Lembro, a propósito, a exigência de quem nos educava nos valores, em relação ao zelo da nossa roupa e calçado, à higiene pessoal corporal, ao asseio e ordenamento do nosso quarto e livros, ao cumprimento das regras e horários, ao porte singular e de atenção aos outros, ao espírito de respeito para com superiores e colegas e milhentas outras coisas e atitudes que todos ainda recordaremos, de verdade.

Na altura, éramos capazes de exibir cara de poucos amigos e remorder, entre dentes, um desassombro vaidoso. Nas nossas idades actuais, porém, mastigamos a saudade desses anos, enquanto nutrimos o nosso agir com aquilo que aprendemos e ficou registado no disco rígido deste computador – o mais bem construído em toda a sociedade – que é o subconsciente humano.

O que me proponho contar pretende ser homenagem insofismável e sincera a quem, outrora, sempre estava à nossa beira, mesmo com alguns beliscões de que não gostávamos.

Desde pequenitos, cada dia ou semana, eram escalados os encarregados de na Copa recolher os tabuleiros com a merenda dos alunos e trazê-los até ao recinto de recreio onde todos, fazendo fila ordeira, pegavam o que lhes cabia por direito.

Não sou muito apaixonado – nunca fui – por doces, mas pelo chocolate sou um doido – e que Deus me perdoe.

Ora, num determinado dia, estando eu de serviço, o pãozinho do lanche trazia um naco de chocolate.

Como não chegara a hora do “ataque” e eu me julgava “sozinho”, esvaziei um dos pães e “compus” o meu com duas doses que imediatamente asilei no bolso daquela bata de ganga que envergávamos.

É evidente que um “pobre” colega iria recolher o seu pão vazio. Ninguém estranho descortinara por perto, quando me “abasteci”. Mas, na verdade, um “anjo” viu tudo e silenciou, esperando a vez do condenado ao pão seco. Vendo a cara desapontada desse meu companheiro, abeirou-se e perguntou-me: «Se tivesses sido tu a experimentar esta situação, ficavas bem?» «Não», respondi eu, já muito envergonhado e ruborizado. Voltou: «Então dás o pão, que escondeste no bolso, ao teu amigo e tu, hoje, nada comes».
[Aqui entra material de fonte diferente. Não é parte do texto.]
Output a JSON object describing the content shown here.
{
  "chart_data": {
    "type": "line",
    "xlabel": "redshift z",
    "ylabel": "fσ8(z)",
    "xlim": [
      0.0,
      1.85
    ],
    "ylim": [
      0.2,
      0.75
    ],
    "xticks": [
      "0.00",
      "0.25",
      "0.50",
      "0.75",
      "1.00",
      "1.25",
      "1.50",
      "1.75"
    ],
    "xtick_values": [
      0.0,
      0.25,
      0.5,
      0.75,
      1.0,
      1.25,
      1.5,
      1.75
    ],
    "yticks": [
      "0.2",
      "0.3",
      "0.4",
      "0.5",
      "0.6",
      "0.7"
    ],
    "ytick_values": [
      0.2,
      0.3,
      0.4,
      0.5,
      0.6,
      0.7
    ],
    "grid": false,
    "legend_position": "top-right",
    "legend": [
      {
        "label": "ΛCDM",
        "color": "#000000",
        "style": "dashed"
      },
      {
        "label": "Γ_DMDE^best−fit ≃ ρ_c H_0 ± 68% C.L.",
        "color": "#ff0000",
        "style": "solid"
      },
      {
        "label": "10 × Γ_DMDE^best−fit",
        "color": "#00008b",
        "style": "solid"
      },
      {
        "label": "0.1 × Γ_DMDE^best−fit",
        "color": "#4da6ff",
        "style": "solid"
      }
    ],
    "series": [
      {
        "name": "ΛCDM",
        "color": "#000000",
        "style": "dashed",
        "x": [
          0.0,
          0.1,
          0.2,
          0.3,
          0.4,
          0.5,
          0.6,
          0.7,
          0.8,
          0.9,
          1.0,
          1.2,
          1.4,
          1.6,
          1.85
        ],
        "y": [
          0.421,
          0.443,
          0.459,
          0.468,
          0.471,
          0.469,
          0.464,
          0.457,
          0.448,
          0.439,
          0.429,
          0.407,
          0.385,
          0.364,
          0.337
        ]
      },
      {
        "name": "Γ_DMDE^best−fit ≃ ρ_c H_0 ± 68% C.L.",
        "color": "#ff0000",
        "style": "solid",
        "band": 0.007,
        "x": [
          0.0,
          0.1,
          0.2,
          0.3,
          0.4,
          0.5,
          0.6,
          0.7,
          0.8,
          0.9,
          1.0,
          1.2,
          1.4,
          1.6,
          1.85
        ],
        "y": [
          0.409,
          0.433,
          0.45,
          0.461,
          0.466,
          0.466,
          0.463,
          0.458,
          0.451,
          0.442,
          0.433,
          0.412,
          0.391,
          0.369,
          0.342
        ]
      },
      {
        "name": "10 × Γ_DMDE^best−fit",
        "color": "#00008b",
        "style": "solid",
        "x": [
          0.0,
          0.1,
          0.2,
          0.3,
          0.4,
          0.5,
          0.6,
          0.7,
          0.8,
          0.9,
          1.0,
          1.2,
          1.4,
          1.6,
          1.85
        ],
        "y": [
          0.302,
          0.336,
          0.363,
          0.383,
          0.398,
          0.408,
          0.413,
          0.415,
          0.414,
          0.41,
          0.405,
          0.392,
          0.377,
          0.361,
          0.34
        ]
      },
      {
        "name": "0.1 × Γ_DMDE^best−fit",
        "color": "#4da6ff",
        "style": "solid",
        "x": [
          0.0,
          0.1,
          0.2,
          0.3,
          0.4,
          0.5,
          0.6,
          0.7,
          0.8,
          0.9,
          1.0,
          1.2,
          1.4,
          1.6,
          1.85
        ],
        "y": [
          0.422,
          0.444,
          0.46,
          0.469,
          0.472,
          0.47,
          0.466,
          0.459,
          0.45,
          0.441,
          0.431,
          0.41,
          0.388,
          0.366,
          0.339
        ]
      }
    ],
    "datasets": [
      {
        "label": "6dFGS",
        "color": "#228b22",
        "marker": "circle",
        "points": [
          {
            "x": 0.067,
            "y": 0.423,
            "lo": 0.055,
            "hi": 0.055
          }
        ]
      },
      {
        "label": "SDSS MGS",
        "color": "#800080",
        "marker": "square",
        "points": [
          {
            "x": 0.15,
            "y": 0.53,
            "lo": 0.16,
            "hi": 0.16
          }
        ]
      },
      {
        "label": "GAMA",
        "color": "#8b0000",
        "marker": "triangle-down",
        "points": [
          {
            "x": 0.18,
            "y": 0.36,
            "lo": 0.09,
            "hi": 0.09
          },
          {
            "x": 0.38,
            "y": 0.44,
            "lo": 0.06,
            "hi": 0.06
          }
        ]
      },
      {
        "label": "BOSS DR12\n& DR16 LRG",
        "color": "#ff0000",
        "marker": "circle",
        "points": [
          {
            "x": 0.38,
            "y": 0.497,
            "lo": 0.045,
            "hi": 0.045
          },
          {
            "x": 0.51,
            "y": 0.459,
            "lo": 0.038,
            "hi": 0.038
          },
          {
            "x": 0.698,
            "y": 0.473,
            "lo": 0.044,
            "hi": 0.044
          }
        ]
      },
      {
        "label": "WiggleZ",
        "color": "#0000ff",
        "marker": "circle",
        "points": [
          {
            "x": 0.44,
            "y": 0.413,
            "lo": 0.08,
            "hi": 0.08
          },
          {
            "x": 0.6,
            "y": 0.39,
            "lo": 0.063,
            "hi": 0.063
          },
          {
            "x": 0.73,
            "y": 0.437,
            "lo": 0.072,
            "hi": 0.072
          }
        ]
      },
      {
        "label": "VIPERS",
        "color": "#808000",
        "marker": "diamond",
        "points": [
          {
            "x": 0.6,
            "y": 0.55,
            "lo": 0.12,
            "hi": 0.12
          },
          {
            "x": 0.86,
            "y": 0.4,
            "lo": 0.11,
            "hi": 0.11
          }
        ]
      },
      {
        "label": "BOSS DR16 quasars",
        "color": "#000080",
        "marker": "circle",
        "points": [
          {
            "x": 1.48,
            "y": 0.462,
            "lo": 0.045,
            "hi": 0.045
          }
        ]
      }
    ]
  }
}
Rasgou-se a cara do colega num sorriso alargado na contemplação daquele maná reforçado e eu trouxe para a vida a lição, nunca esquecida, mais pesada que uma bofetada que tivesse levado naquele minuto.

Na realidade, sempre evoco na vida: – a cada um aquilo a que tem direito por justiça e merecimento.

Obrigado, Padre Manuel Rei. Que o Senhor Deus, com Quem vive, lhe pague o quanto me ensinou e, em tempo nenhum, deixei de lembrar.